第3話

「責任を取って頂きます」


 目の前の男は、間違いなくそう言った。


 何故言っている?責任を取れ?なんに対してのだ?もしかして、あの夜の事を言ってる?いや、そんなはずはない…


 シャルロッテは困惑の色を隠せなかったが、コホンと咳払いをしてから問いかけた。


「一体何を言っているのか分かりませんが、初対面の者に随分と高圧的な態度を取りますね」

「は、初対面?ご冗談を…」


 ルイースは白を切ろうとするシャルロッテに鋭い目を向けた。


「あの熱い夜を忘れたとは言わせませんよ?」


 恐ろしい程の笑みを浮かべながら言う。その眼は完全に確信を得ている。シャルロッテは「な、ななな…」と狼狽えることしかできない。バレるなんて微塵も思っていなかったのだから仕方あるまい。


「驚きましたよ。あの日の相手がまさか魔女なんて…」


 漆黒の髪を手にすると、口付けながらはっきりと言い切った。シャルロッテはその言葉で自分の失敗を痛感した。


(しくった…)


 この男は身体を重ねた時に、微量な魔力を感じたのだろう。普通の人間魔導師なら気付かないが、相手が悪かった。


(腐っても天才か)


「チッ」と小さく舌打ちすると、髪を持っているその手を叩き落とし、こちらも笑顔で向き合った。こうなっては開き直るしかない。
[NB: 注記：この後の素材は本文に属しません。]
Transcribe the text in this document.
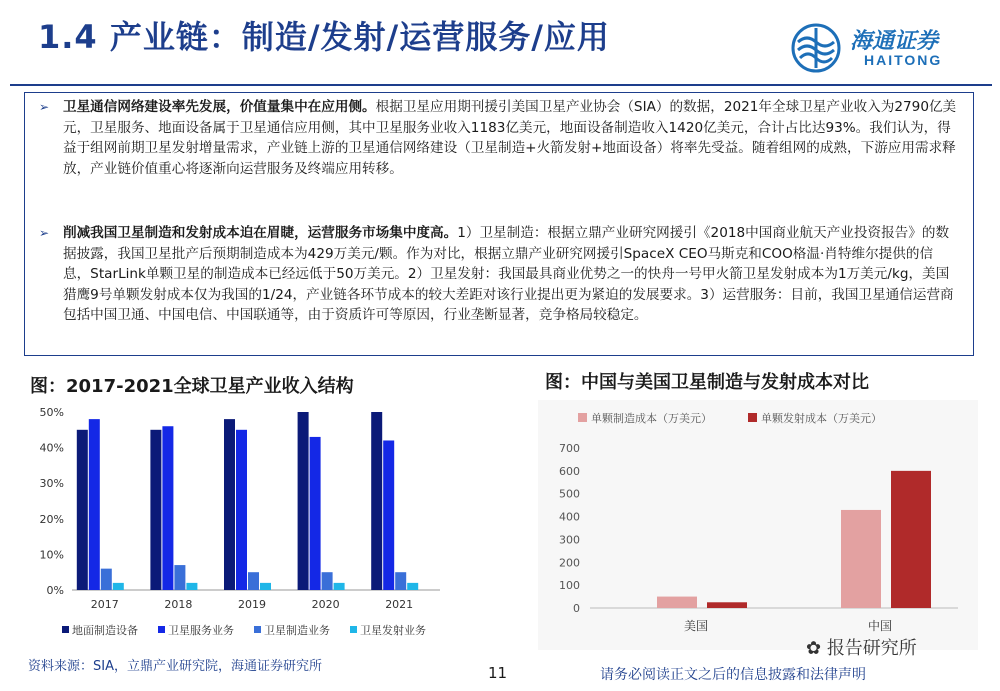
1.4 产业链：制造/发射/运营服务/应用	海通证券
HAITONG
➢ 卫星通信网络建设率先发展，价值量集中在应用侧。根据卫星应用期刊援引美国卫星产业协会（SIA）的数据，2021年全球卫星产业收入为2790亿美元，卫星服务、地面设备属于卫星通信应用侧，其中卫星服务业收入1183亿美元，地面设备制造收入1420亿美元，合计占比达93%。我们认为，得益于组网前期卫星发射增量需求，产业链上游的卫星通信网络建设（卫星制造+火箭发射+地面设备）将率先受益。随着组网的成熟，下游应用需求释放，产业链价值重心将逐渐向运营服务及终端应用转移。
➢ 削减我国卫星制造和发射成本迫在眉睫，运营服务市场集中度高。1）卫星制造：根据立鼎产业研究网援引《2018中国商业航天产业投资报告》的数据披露，我国卫星批产后预期制造成本为429万美元/颗。作为对比，根据立鼎产业研究网援引SpaceX CEO马斯克和COO格温·肖特维尔提供的信息，StarLink单颗卫星的制造成本已经远低于50万美元。2）卫星发射：我国最具商业优势之一的快舟一号甲火箭卫星发射成本为1万美元/kg，美国猎鹰9号单颗发射成本仅为我国的1/24，产业链各环节成本的较大差距对该行业提出更为紧迫的发展要求。3）运营服务：目前，我国卫星通信运营商包括中国卫通、中国电信、中国联通等，由于资质许可等原因，行业垄断显著，竞争格局较稳定。
图：2017-2021全球卫星产业收入结构	图：中国与美国卫星制造与发射成本对比
0%
10%
20%
30%
40%
50%
2017	2018	2019	2020	2021
地面制造设备	卫星服务业务	卫星制造业务	卫星发射业务
0
100
200
300
400
500
600
700
美国	中国
单颗制造成本（万美元）	单颗发射成本（万美元）
资料来源：SIA，立鼎产业研究院，海通证券研究所	11	请务必阅读正文之后的信息披露和法律声明
✿ 报告研究所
「あら、魔女で悪かったわね。大丈夫よ。別に誰かに告げ口なんてしないから」


 髪をかきあげながら椅子に座ると、足を組みながらパイプ煙草に火をつけた。

 大胆に太腿が露になりルイースは顔を染めるかと思えば、眉を顰めてこちらを睨んでくる。


(おや、思った反応と違うな)


 大抵の人間は頬を染めて顔を背けるのに、この男は違うのかと少し興味が湧き、薄い唇が弧を描いた。


「…貴女はいつもそうして、男を誘惑しているのですか?」


 まあそんな事実はないのだが、早急にお帰り頂きたいのと揶揄ってみたいという悪戯心で「そうだと言ったら?」と挑発するような言葉をかけた。


 すると、軽蔑するような目でこちらを睨みつけてくる。


(そうそう。それでいい)


 悪い魔女には近付かない方がいい。…と言うか、これ以上関わってくるな。


 余裕を見せつけるかのようにパイプを吹かしていると、その手からパイプを奪い取ったルイースが真っ直ぐと見つめてくる。


「言ったはずです。責任を取っていただくと」

「それはなんに対しての責任?もしかして、あの夜の事を言ってるんだったら、責任を取ってもらうのはこちらの方じゃなくって?」


 この場合、女性側が言うもんだろ。何故、貴様が言う。


(確かに、言い出したのは私だが…)


 それはお互いに同意の上での行為だったはず。それも、一夜限りと言う条件付きで。


 それなのに、わざわざこんな場所まで訪れて責任を取れだと?そんな生娘みたいな事言われても…


(………………)


 そこで、一つの仮定が頭に浮かんだ。


「あ、もしかして、童て─ッ」


 ─パシッ!!


 叩きつける勢いで手が伸びて口を塞がれた。その顔は羞恥心で真っ赤に染まっていた。


(おやおや)


 てっきり女遊びを熟知していると思ったら、まさかの未経験。


 これは参った。都合よく遊んだつもりが、向こうはそうは思っていなかったか…というか、それならそうと最初に申告すべきだろ。たくっ、面倒な…


 シャルロッテは頭を掻きながら深く息を吐いた。


「それで?私にどうしろと?…先に言っとくけど、これはあんたの責任でもあるんだからね。私だけ責められるのは筋が違うわよ」


 元をただせば、この男が詫びがどうのと言い出したのが発端だ。そこはしっかり指摘させてもらう。


「ええ。分かっておりますよ。売り言葉に買い言葉でムキになった貴女が引くに引けなくなった結果ですね」


 確かにその通りだが、わざと煽るような言葉を言ってきたのはそちらだ。何故、私が責任を取らされるのか…


(解せん)


 納得がいかない表情で顔を上げると、腰を抱くようにスルッと手が伸びてきた。


「─私はあの日、隣にいるはずの貴女の姿がなく、どれ程の喪失感に襲われたか…」


 綺麗な言葉を並べているが、要はヤり逃げされたと思って腹が立ったと言うことか。


「ようやく見つけましたよ。もう逃げれるとは思わないでくださいね?」


 獲物仕留める様な鋭い眼光で追い詰められ、シャルロッテの額に嫌な汗が伝った。


「とりあえず、私の屋敷に行きましょう。詳しい話はそこで」


 言うが早いか、足元に魔法陣が浮かび上がり光だした。


「はぁ!?冗談じゃない!!」


 慌てて陣から抜け出そうとするが、ルイースの腕に閉じ込められ身動きが取れない。


「言ったはずです。逃がさないと…」


 耳元で囁かれた言葉を最後に、景色は一変した。